Fünftes Kapitel – Mitbestimmung des Personalrates → Zweiter Abschnitt – Form und Durchführung der Mitbestimmung

Titel: Bremisches Personalvertretungsgesetz
Normgeber: Bremen
Redaktionelle Abkürzung: PersVG,HB
Gliederungs-Nr.: 2044-a-1
Normtyp: Gesetz

§ 59 PersVG – Schlichtungsstelle

(1) Kommt es in einer Angelegenheit, die der Mitbestimmung unterliegt, zwischen dem Personalrat und dem Leiter der Dienststelle oder der sonst zur Entscheidung befugten Stelle im Sinne von § 58 Abs. 2 zu keiner Einigung und wird von einem der Beteiligten Nichteinigung festgestellt, so kann zur Schlichtung der Meinungsverschiedenheiten binnen einer Frist von zwei Wochen nach Feststellung der Nichteinigung die Schlichtungsstelle schriftlich unter Darlegung von Gründen angerufen werden.

(2) Die Schlichtungsstellen werden jeweils für den Einzelfall bei dem für die Dienststelle zuständigen Senator gebildet.

(3) Die Schlichtungsstellen sind paritätisch besetzt. Sie bestehen aus dem zuständigen Senator und zwei weiteren von ihm zu benennenden Beisitzern sowie drei Beisitzern, die der Personalrat benennt.

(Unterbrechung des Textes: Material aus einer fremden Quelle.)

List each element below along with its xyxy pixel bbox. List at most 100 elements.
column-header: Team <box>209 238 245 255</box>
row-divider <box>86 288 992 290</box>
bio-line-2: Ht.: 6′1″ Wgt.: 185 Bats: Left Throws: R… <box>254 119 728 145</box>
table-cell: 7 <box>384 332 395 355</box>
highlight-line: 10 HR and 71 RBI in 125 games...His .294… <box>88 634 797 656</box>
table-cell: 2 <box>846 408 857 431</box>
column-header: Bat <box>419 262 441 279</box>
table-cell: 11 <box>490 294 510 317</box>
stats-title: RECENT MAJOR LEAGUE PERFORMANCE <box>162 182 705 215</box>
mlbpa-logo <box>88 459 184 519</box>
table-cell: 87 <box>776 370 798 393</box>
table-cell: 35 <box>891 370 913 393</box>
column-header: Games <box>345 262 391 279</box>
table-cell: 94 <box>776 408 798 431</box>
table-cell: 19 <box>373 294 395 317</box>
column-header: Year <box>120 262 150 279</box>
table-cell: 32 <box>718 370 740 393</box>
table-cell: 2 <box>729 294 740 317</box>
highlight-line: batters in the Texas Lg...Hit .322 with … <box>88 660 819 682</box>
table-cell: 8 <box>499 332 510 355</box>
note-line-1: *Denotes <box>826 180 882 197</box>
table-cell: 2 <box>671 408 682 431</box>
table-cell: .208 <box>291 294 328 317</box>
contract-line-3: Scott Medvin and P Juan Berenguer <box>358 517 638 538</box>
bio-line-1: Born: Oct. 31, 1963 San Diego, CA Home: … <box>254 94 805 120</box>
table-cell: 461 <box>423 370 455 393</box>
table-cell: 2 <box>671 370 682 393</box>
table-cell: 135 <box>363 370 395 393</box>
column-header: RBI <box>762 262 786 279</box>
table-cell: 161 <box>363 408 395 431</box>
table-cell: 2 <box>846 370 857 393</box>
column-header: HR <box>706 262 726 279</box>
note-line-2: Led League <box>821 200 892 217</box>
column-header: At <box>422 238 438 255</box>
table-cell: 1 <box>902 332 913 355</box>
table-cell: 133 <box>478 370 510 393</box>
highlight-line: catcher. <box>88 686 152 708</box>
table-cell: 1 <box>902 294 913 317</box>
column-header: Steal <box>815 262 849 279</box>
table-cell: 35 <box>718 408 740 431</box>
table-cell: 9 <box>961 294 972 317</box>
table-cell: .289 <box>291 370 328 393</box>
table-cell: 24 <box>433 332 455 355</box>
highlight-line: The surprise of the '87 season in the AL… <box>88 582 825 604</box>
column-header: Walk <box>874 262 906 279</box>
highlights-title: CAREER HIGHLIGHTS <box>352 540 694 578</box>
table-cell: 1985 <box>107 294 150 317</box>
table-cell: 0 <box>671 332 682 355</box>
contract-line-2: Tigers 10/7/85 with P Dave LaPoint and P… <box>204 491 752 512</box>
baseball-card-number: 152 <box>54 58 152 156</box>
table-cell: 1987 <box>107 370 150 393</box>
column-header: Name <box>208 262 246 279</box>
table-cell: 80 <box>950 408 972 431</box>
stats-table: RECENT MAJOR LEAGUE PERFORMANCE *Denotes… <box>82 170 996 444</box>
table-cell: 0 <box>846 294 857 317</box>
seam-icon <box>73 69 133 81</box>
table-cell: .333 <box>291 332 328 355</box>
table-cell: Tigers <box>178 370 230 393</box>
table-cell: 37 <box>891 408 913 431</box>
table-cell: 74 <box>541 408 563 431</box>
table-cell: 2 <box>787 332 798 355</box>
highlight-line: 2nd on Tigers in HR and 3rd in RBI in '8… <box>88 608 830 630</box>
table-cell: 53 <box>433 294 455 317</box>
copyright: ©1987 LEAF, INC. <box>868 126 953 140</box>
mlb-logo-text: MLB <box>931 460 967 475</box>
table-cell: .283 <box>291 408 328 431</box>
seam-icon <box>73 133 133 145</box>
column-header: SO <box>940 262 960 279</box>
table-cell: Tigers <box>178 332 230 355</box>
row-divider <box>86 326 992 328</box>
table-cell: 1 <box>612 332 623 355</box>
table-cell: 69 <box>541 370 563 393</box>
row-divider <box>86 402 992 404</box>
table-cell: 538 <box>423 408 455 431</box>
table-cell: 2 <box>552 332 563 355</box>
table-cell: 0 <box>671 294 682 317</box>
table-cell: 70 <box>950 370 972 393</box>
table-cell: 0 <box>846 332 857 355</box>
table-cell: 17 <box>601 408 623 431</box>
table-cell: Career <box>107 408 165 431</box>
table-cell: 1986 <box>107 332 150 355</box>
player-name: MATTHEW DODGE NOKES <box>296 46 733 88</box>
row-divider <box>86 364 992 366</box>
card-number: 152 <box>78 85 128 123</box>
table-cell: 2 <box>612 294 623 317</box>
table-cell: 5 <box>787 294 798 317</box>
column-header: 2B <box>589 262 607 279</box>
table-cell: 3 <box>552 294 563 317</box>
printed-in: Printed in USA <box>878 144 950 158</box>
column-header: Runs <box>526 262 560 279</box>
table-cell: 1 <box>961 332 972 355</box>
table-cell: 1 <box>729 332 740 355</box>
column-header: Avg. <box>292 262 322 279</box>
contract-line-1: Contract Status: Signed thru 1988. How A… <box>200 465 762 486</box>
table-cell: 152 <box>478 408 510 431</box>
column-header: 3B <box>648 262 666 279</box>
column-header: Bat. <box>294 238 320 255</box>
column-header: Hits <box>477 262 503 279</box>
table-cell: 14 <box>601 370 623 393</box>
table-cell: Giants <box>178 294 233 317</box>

(4) Den Vorsitz führt der zuständige Senator. Er bestimmt Ort und Stunde der Sitzung; sie findet innerhalb eines Monats nach Anrufung der Schlichtungsstelle statt.

(5) In personellen Angelegenheiten der Beamten und in organisatorischen Angelegenheiten gilt die Einigung als Empfehlung für den Senat. In allen anderen Fällen ist die Einigung bindend. Die Dienststelle hat die beschlossene Maßnahme durchzuführen.

(6) Stellt während der Verhandlung vor der Schlichtungsstelle einer der Beteiligten Nichteinigung fest, so kann von den Beteiligten innerhalb von zwei Wochen die Einberufung der Einigungsstelle (§ 60) verlangt werden. Das Verlangen muss schriftlich unter Angaben von Gründen erklärt werden.

(7) Der Anrufung der Schlichtungsstelle bedarf es nicht in den Fällen der Nichteinigung innerhalb der Stadtgemeinde Bremerhaven, der Senatskanzlei, des Senators für Finanzen, dem Rechenzentrum der bremischen Verwaltung, den senatorischen Dienststellen, dem Rechnungshof der Freien Hansestadt Bremen und der Verwaltung der Bremischen Bürgerschaft. Entsprechendes gilt für die in § 7 Abs. 1 Buchstabe b genannten Dienststellen sowie in den Fällen des § 50. In diesen Fällen ist die sofortige Anrufung der Einigungsstelle zulässig. Absatz 1 gilt sinngemäß.